Address: 76 Kamehameha Ave, Hilo, HI 96720

Tip: Open Tuesday–Saturday 9am–4pm; closed federal holidays. Right on the downtown Hilo waterfront — easy to combine with Mokupapapa, the Tsunami Museum, and the Hilo Farmers Market in one morning. Allow 45 minutes.

🌐 Official Website 📍 Open in Google Maps

Big Island Candies

Free

Family Fun

Hilo's flagship chocolate and shortbread factory — the original 1977 family-owned operation in a polished showroom where you can watch the chocolatiers and cookie-dippers at work through the glass-walled production floor. Free samples are handed out at the door and a free coffee bar is set up for visitors.

Address: 585 Hinano St, Hilo, HI 96720

Tip: Open daily 8:30am–5pm. Self-guided viewing of the factory floor; weekdays show the most production. Their chocolate-dipped Hawaiian shortbread is the signature; small bags start around $7 and make good cheap gifts.
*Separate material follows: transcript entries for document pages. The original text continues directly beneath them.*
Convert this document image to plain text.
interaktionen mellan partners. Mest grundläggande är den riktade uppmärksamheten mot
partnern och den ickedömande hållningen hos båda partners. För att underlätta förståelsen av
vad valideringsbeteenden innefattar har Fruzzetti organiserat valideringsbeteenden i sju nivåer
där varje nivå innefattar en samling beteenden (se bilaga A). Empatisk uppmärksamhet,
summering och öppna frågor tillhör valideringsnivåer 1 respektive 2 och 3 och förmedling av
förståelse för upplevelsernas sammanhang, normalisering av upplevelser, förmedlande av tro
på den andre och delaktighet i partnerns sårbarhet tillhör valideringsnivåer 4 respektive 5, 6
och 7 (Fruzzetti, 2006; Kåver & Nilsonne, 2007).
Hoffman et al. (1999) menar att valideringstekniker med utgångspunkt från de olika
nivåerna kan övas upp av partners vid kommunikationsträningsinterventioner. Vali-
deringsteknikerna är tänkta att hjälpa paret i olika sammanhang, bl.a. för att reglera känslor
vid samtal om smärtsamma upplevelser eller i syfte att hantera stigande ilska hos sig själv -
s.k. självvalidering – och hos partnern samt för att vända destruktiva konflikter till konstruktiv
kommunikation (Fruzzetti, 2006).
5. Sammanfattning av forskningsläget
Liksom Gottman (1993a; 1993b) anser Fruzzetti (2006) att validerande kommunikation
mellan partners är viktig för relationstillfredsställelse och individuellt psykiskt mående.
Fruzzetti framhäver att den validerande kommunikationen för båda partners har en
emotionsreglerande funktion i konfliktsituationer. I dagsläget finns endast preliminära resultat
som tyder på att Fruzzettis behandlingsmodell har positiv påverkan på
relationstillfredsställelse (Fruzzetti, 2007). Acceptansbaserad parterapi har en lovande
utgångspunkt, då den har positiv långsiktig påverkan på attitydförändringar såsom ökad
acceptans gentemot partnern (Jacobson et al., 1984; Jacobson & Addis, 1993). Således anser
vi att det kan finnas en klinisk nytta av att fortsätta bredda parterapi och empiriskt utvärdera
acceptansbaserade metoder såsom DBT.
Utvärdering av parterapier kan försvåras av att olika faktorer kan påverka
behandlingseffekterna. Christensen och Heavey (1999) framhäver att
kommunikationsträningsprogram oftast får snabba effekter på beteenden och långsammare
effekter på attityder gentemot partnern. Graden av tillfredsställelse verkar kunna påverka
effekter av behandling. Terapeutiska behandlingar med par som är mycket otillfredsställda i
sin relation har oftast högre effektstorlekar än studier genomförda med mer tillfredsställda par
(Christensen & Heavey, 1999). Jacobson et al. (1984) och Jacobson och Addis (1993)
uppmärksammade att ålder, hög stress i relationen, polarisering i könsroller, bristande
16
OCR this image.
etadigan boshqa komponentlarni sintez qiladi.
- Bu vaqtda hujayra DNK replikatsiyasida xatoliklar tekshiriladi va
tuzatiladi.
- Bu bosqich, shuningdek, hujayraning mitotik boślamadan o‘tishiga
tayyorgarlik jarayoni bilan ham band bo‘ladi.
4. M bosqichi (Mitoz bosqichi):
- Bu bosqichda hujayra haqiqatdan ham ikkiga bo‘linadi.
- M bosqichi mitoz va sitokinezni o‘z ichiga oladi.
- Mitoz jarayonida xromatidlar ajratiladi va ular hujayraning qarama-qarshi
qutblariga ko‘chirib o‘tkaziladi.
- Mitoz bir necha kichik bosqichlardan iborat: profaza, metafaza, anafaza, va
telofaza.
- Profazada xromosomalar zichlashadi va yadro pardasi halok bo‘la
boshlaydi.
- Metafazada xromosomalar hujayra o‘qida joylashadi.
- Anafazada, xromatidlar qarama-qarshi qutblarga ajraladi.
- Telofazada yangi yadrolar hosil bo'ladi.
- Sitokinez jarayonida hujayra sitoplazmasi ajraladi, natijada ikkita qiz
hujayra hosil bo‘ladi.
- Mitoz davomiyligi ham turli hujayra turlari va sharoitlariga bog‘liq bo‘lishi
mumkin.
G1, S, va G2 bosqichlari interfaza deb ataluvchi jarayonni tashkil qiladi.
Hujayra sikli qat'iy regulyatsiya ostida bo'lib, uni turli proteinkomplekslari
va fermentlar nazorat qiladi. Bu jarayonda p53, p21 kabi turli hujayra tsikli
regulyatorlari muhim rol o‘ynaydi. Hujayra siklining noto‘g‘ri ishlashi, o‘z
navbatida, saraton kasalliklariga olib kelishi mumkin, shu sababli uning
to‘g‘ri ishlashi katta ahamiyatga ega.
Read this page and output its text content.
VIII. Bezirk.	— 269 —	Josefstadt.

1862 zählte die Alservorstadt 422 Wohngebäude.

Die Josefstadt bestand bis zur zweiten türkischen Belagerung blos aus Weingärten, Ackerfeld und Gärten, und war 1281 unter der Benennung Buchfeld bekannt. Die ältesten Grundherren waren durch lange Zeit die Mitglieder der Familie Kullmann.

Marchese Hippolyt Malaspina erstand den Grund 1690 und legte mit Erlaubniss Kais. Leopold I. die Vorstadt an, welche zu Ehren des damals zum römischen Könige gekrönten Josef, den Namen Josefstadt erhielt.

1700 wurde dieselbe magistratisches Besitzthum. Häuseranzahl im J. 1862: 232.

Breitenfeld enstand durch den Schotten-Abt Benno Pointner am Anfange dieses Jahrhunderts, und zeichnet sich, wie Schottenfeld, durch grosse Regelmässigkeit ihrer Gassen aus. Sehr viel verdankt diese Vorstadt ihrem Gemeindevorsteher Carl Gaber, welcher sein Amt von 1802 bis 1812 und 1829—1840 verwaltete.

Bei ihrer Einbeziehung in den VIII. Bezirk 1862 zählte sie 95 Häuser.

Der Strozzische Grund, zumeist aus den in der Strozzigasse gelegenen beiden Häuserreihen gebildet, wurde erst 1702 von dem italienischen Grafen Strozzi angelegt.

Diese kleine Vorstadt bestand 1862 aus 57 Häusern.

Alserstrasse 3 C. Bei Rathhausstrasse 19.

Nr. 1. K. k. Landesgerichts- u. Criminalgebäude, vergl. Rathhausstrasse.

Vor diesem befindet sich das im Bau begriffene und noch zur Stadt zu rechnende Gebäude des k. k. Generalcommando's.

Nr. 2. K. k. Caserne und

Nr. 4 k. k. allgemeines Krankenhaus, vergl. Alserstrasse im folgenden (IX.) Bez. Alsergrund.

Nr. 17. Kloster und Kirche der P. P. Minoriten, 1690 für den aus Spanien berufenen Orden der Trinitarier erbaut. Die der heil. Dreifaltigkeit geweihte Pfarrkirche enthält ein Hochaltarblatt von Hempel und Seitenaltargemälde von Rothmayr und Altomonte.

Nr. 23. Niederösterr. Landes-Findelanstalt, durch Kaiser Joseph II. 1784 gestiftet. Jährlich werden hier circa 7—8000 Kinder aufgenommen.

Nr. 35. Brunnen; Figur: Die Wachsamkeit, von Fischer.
Free parking on site.

🌐 Official Website 📍 Open in Google Maps

Lyman Museum & Mission House

~$10 adults / $2 children 6-17 / Kamaʻāina rates lower (museum + Mission House)

History & Museums

A Smithsonian-affiliated museum in downtown Hilo pairing a natural-history wing on Hawaiʻi's volcanoes, minerals, and ecosystems with an Island Heritage gallery on Native Hawaiian and immigrant cultures, plus guided tours of the 1839 Mission House, the oldest wood-frame building on the island.

Address: 276 Haili St, Hilo, HI 96720

Tip: Admission covers both the museum and a guided Mission House tour, and kamaʻāina (Hawaii resident) rates run about half the visitor price. It's a short walk from the Hilo Farmers Market and bayfront — easy to fold into a downtown morning.